本隊へ戻り、第三王子やザウェニアレ、ブルゲフィネを集めて作戦会議を始める。現在のネゼキュイアの動きから考えられる作戦行動について説明をすると、揃って渋面を作り頭を抱える。
「確かに理に適っているとは思うが、そこまでの作戦を敵が思いつくものか?」
「ミラリヨム男爵領を焼き払った者が思いつかないはずがありません。」
ソルニウォレらだってミラリヨムの名を出した時点で気づいたのだ。ネゼキュイアの幹部が思いつきもしないなんてあり得ない。
「とすると、我々にできる対策は被害を無視してでも敵を攻撃することか。」
「うむ。火を放って回る余力など与えない。それしかあるまい。」
「簡単に言うが、どうやってそれをするのかが問題だ。数は敵の方が多いのです、分散されると対処しきれません。」
先を急いでネゼキュイアに追いつくというところまでは意見が一致しても、そこから先の動きは決め手や実現性に欠けてしまう。数を効果的に使われるのはそれだけ脅威ということだ。
「近くの町の小領主の強力を仰ぐしかあるまい。直接戦闘をせずとも、敵の進路上に強めの魔力を撒いておくだけでも足止めになる。」
「二足鹿を使って先回りをするわけですな。いや、先回りできるならば先に火を放ってしまってはどうだ?」
ブルゲフィネはなかなか過激な案を出す。行く手が炎に遮られていれば、背後に炎を放つことはできなくなる。そこで浮足立った敵に総攻撃を仕掛ければ、少なくとも数だけで押されることはないだろうという意見だ。
「自ら土地に火を放つのか?」
「私はその方が火を御しやすいと考えるが如何か?」
ザウェニアレは非難するように言うが、ブルゲフィネは無差別攻撃よりも作為的な放火の方が最終的な被害を抑えられるはずだと主張する。
「り、理屈は分かるが、しかし、それは倫理的にどうなのだ?」
「ザウェニアレ様。

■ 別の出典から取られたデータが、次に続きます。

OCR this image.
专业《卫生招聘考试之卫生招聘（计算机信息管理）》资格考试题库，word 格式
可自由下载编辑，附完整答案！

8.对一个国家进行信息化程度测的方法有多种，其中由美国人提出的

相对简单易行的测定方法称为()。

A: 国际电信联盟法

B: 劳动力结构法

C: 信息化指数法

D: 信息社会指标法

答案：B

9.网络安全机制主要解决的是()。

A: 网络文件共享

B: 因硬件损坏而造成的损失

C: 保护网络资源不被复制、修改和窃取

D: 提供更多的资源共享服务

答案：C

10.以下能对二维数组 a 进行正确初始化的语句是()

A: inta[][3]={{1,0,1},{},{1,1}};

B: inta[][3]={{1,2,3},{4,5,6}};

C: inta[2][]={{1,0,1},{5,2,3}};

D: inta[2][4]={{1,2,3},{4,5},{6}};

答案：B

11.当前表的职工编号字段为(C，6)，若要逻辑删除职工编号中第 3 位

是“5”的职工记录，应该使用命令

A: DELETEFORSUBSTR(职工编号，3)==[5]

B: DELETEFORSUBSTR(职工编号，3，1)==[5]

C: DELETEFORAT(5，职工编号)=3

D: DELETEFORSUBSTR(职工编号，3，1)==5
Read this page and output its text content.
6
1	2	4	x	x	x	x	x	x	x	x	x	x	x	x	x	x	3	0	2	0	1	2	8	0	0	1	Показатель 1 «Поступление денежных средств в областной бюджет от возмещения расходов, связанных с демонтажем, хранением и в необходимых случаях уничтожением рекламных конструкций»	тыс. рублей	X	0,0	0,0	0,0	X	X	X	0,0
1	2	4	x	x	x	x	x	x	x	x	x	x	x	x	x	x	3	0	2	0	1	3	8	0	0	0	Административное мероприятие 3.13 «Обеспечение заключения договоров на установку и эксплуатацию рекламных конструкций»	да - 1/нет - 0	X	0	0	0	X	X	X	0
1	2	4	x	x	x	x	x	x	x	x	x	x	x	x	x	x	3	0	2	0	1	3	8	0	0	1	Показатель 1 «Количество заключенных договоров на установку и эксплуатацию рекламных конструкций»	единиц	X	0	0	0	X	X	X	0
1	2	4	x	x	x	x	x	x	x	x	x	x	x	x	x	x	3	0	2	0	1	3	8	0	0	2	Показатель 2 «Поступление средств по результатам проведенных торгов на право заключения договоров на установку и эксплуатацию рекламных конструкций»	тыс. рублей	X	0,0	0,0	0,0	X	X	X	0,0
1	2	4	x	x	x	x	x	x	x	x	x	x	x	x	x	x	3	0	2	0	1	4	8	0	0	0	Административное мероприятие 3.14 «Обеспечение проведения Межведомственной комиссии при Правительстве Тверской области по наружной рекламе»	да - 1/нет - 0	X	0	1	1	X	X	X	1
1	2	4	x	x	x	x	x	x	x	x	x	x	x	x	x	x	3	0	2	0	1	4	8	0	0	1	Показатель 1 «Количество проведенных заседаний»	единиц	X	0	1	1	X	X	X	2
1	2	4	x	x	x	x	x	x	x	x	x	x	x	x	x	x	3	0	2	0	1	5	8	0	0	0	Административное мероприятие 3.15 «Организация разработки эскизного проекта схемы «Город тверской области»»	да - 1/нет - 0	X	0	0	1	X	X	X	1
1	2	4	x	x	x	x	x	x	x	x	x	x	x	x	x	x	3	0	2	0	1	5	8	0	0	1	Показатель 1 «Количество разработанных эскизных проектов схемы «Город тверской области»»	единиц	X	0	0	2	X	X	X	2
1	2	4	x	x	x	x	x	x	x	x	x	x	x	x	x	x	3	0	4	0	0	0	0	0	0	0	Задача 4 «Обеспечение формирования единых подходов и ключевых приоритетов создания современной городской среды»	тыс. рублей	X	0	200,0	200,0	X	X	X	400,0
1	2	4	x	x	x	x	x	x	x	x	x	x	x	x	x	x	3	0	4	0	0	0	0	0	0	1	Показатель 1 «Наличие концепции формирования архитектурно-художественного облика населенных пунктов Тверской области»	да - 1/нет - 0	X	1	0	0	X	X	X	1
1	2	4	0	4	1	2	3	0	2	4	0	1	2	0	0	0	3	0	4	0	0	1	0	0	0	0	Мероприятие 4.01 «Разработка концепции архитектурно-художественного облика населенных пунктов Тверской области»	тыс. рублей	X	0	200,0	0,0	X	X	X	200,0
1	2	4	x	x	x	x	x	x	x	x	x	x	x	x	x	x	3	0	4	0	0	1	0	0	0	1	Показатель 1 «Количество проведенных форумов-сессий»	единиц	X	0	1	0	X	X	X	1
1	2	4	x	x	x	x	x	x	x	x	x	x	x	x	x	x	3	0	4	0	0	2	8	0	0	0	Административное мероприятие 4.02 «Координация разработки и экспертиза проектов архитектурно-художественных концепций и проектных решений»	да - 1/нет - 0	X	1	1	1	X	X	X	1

お気持ちは分かりますが、どうしてもブルゲフィネ様の案を退けたいならばより良い案を出すしかありません。」
食い下がろうとするザウェニアレを止めたのは第三王子だ。
守るべき土地に火を放つなんて言語道断という思いには私も同意するのだが、火を放って敵の行く手を遮るという手段そのものは何度実行したいと思ったか分からない。
私が今までそれを実行しなかった、できなかったのはその後に収拾をつける手段がなかったからだ。今ならば、四百人で消火に当たることができる。それを考えれば、ブルゲフィネの案は十分に実行可能だといえる。
「今すぐに発案せずとも良い。だが、遅くとも昼の休憩までには決めねば騎士に作戦を周知できぬ。それに、敵の位置取り次第ではその案は使えぬ。」
川沿いを進んでいるなど、地形によっては火で進路を塞ぐのが困難であることも考えられる。そのためにも別の案を用意しておくのは大事なことだ。
昼には偵察に行っているソルニウォレらも戻るはずだ。そこで最終的な作戦を決めるということで話は一旦落ち着いた。